Nowadays, no specific treatments are available to treat KSHV-induced cancers. What is more, existing antiviral molecules remain inefficient against the latent form of the virus. At the same time, this so-called latency is the main factor for oncogenesis. During the latency, the virus largely reduces the expression of its proteins that might be detected by the immune system. On the other hand, it produces high amounts of miRNAs, which are not immunogenic. The latter act via a mechanism called RNA interference in order to repress the production of proteins involved in immune response and anticancer surveillance. They are indeed crucial for the viral survival within the cell.

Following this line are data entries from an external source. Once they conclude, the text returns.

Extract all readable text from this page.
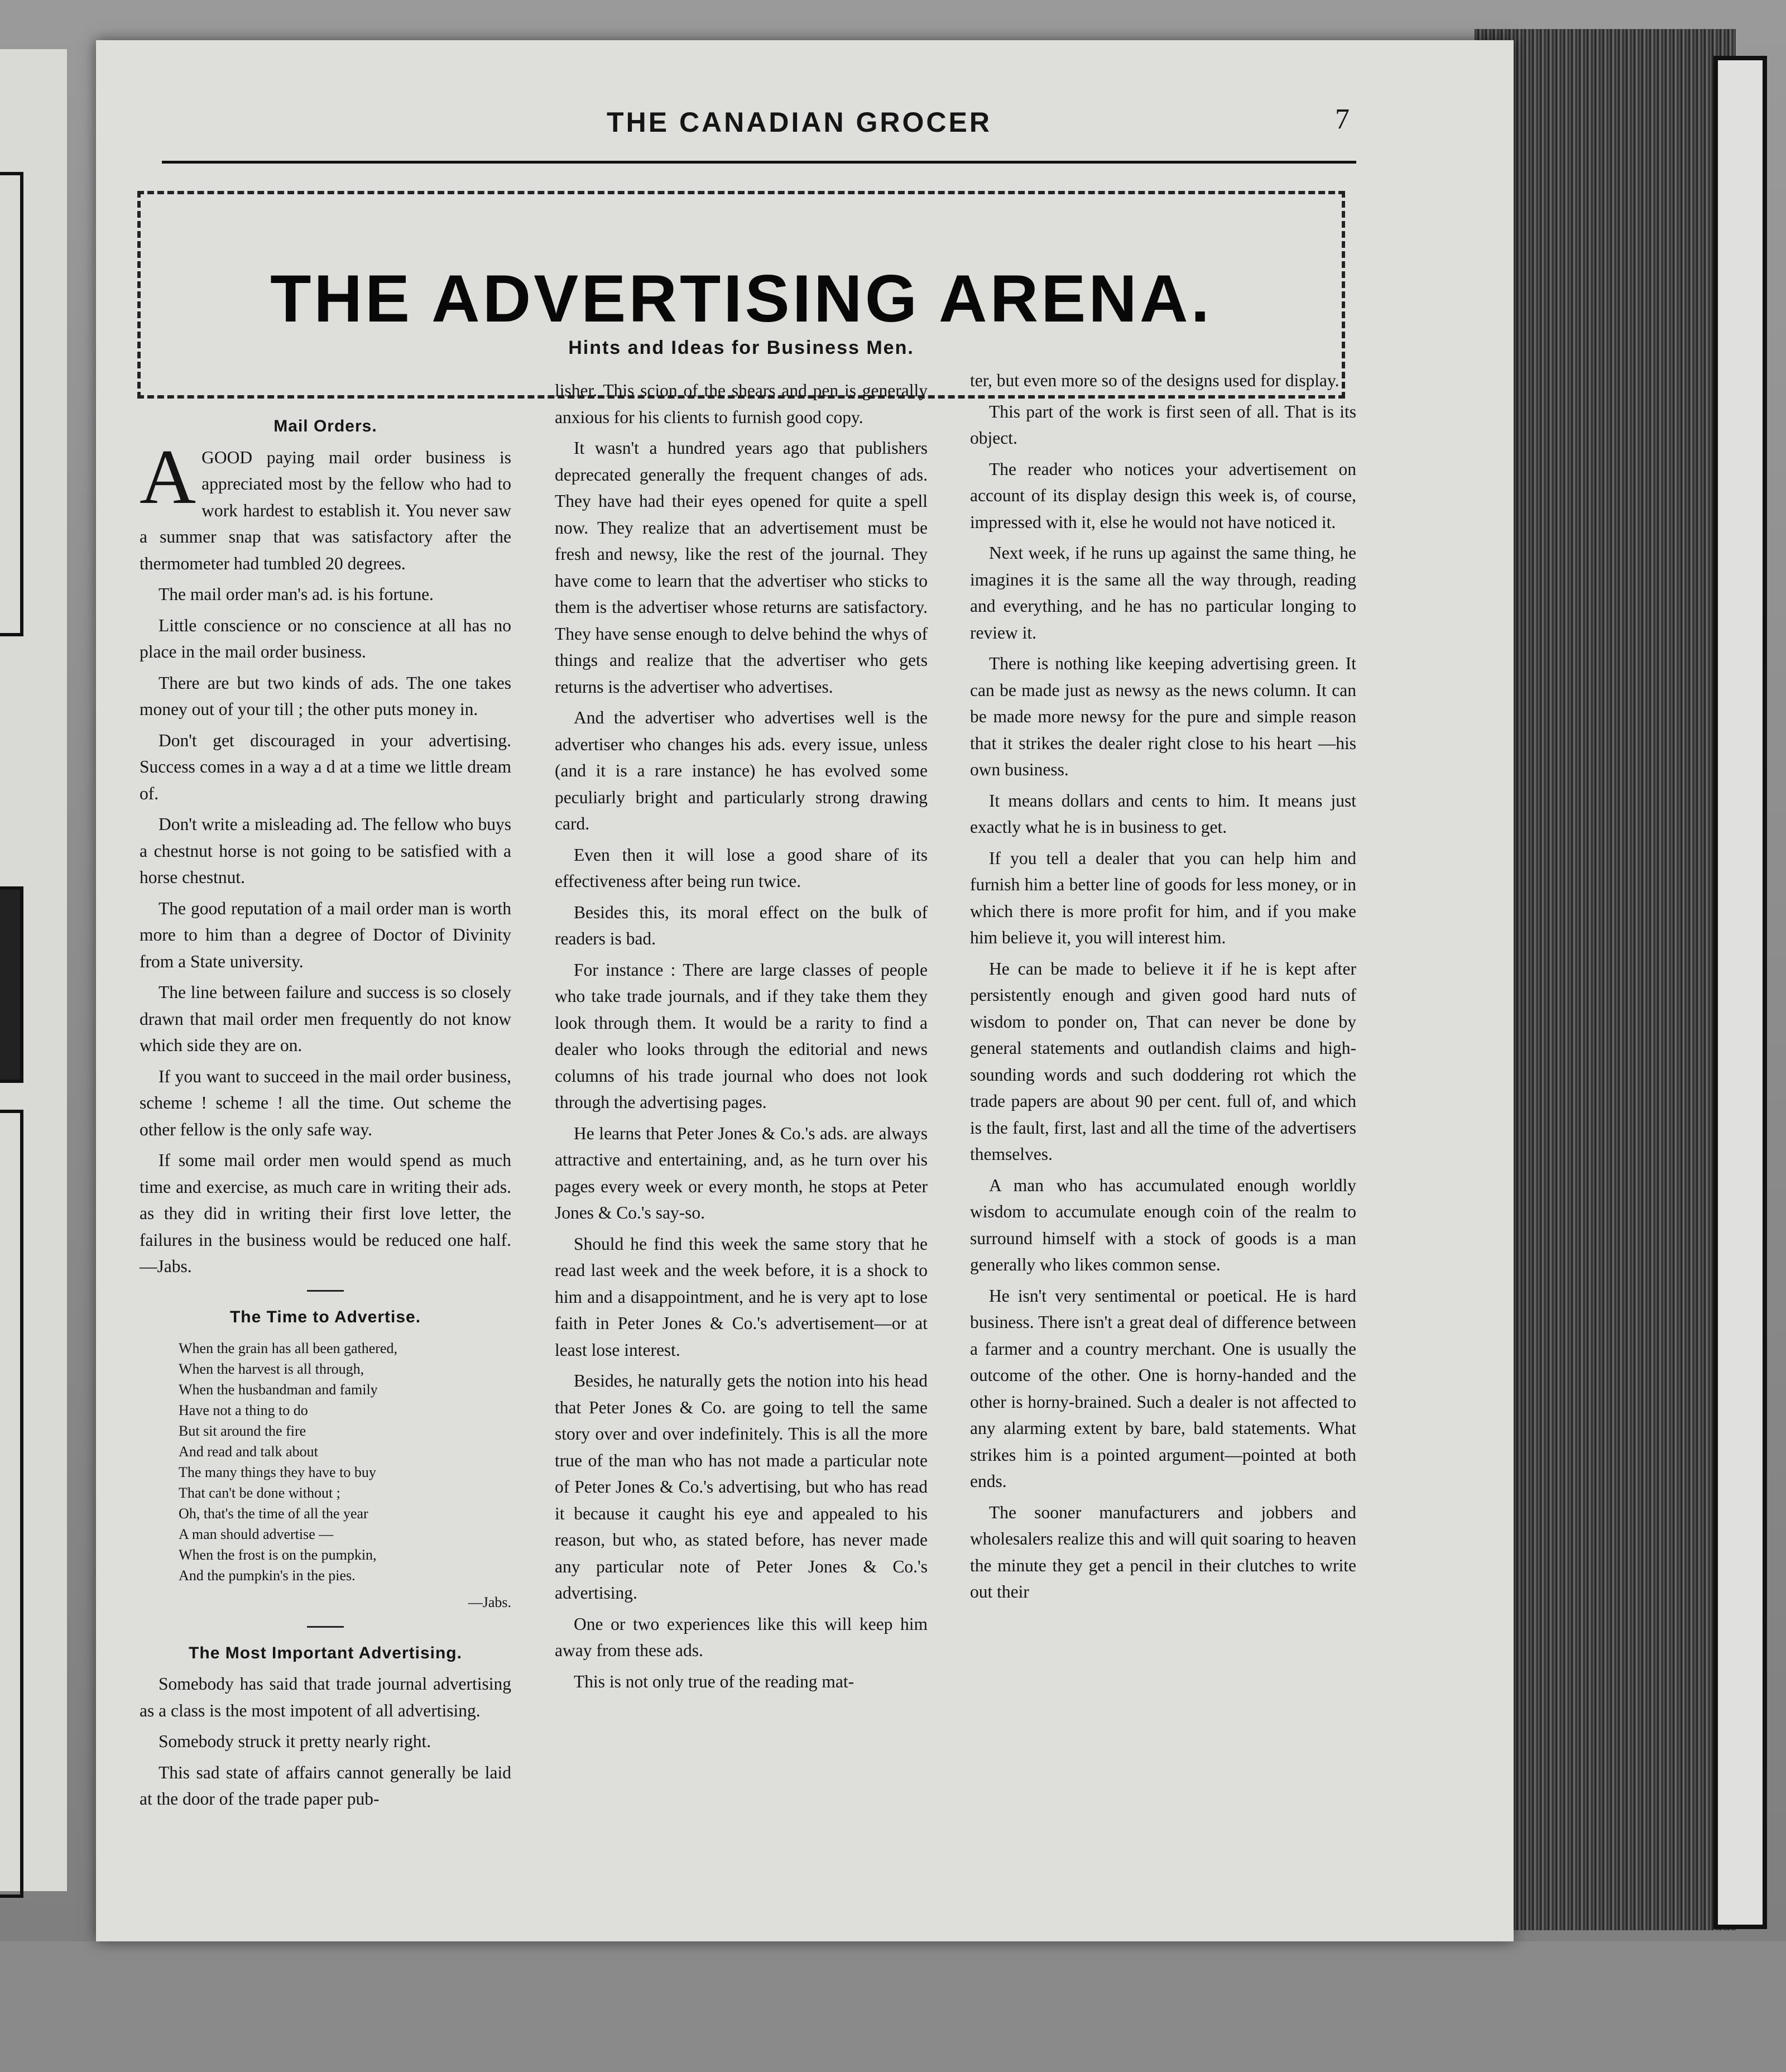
THE CANADIAN GROCER	7
THE ADVERTISING ARENA.
Hints and Ideas for Business Men.
Mail Orders.

AGOOD paying mail order business is appreciated most by the fellow who had to work hardest to establish it. You never saw a summer snap that was satisfactory after the thermometer had tumbled 20 degrees.

The mail order man's ad. is his fortune.

Little conscience or no conscience at all has no place in the mail order business.

There are but two kinds of ads. The one takes money out of your till ; the other puts money in.

Don't get discouraged in your advertising. Success comes in a way a d at a time we little dream of.

Don't write a misleading ad. The fellow who buys a chestnut horse is not going to be satisfied with a horse chestnut.

The good reputation of a mail order man is worth more to him than a degree of Doctor of Divinity from a State university.

The line between failure and success is so closely drawn that mail order men frequently do not know which side they are on.

If you want to succeed in the mail order business, scheme ! scheme ! all the time. Out scheme the other fellow is the only safe way.

If some mail order men would spend as much time and exercise, as much care in writing their ads. as they did in writing their first love letter, the failures in the business would be reduced one half.—Jabs.

The Time to Advertise.
When the grain has all been gathered,
When the harvest is all through,
When the husbandman and family
Have not a thing to do
But sit around the fire
And read and talk about
The many things they have to buy
That can't be done without ;
Oh, that's the time of all the year
A man should advertise —
When the frost is on the pumpkin,
And the pumpkin's in the pies.
—Jabs.
The Most Important Advertising.

Somebody has said that trade journal advertising as a class is the most impotent of all advertising.

Somebody struck it pretty nearly right.

This sad state of affairs cannot generally be laid at the door of the trade paper pub-

lisher. This scion of the shears and pen is generally anxious for his clients to furnish good copy.

It wasn't a hundred years ago that publishers deprecated generally the frequent changes of ads. They have had their eyes opened for quite a spell now. They realize that an advertisement must be fresh and newsy, like the rest of the journal. They have come to learn that the advertiser who sticks to them is the advertiser whose returns are satisfactory. They have sense enough to delve behind the whys of things and realize that the advertiser who gets returns is the advertiser who advertises.

And the advertiser who advertises well is the advertiser who changes his ads. every issue, unless (and it is a rare instance) he has evolved some peculiarly bright and particularly strong drawing card.

Even then it will lose a good share of its effectiveness after being run twice.

Besides this, its moral effect on the bulk of readers is bad.

For instance : There are large classes of people who take trade journals, and if they take them they look through them. It would be a rarity to find a dealer who looks through the editorial and news columns of his trade journal who does not look through the advertising pages.

He learns that Peter Jones & Co.'s ads. are always attractive and entertaining, and, as he turn over his pages every week or every month, he stops at Peter Jones & Co.'s say-so.

Should he find this week the same story that he read last week and the week before, it is a shock to him and a disappointment, and he is very apt to lose faith in Peter Jones & Co.'s advertisement—or at least lose interest.

Besides, he naturally gets the notion into his head that Peter Jones & Co. are going to tell the same story over and over indefinitely. This is all the more true of the man who has not made a particular note of Peter Jones & Co.'s advertising, but who has read it because it caught his eye and appealed to his reason, but who, as stated before, has never made any particular note of Peter Jones & Co.'s advertising.

One or two experiences like this will keep him away from these ads.

This is not only true of the reading mat-

ter, but even more so of the designs used for display.

This part of the work is first seen of all. That is its object.

The reader who notices your advertisement on account of its display design this week is, of course, impressed with it, else he would not have noticed it.

Next week, if he runs up against the same thing, he imagines it is the same all the way through, reading and everything, and he has no particular longing to review it.

There is nothing like keeping advertising green. It can be made just as newsy as the news column. It can be made more newsy for the pure and simple reason that it strikes the dealer right close to his heart —his own business.

It means dollars and cents to him. It means just exactly what he is in business to get.

If you tell a dealer that you can help him and furnish him a better line of goods for less money, or in which there is more profit for him, and if you make him believe it, you will interest him.

He can be made to believe it if he is kept after persistently enough and given good hard nuts of wisdom to ponder on, That can never be done by general statements and outlandish claims and high-sounding words and such doddering rot which the trade papers are about 90 per cent. full of, and which is the fault, first, last and all the time of the advertisers themselves.

A man who has accumulated enough worldly wisdom to accumulate enough coin of the realm to surround himself with a stock of goods is a man generally who likes common sense.

He isn't very sentimental or poetical. He is hard business. There isn't a great deal of difference between a farmer and a country merchant. One is usually the outcome of the other. One is horny-handed and the other is horny-brained. Such a dealer is not affected to any alarming extent by bare, bald statements. What strikes him is a pointed argument—pointed at both ends.

The sooner manufacturers and jobbers and wholesalers realize this and will quit soaring to heaven the minute they get a pencil in their clutches to write out their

However, to produce sufficient levels of each of its miRNAs, the virus has developed various strategies to regulate and control their biogenesis.
In this context, the team of Sébastien Pfeffer studied in detail the progressive processing of ten KSHV miRNA, which have the peculiarity of being expressed as a cluster and thus being processed from one single primary transcript. By focusing on the first step in the miRNA biogenesis, the cleavage by a multiprotein complex called the Microprocessor, the researchers have shown that it follows a particular regulatory mechanism related to the presence of some of the miRNA precursors (pre-miR-K1 and -K3) directly on the primary transcript (regulation in cis). The identification of this phenomenon led to the elaboration of a new experimental strategy in order to inhibit the expression of the cluster as a whole in infected cells. This innovative approach consists in targeting pre-miR-K1 processing with an antisense oligonucleotide. This study sheds a new light on the biogenesis of the KSHV miRNA cluster and also paves the way for a potential therapeutical development aiming at counteracting the harmful effects of viral miRNAs.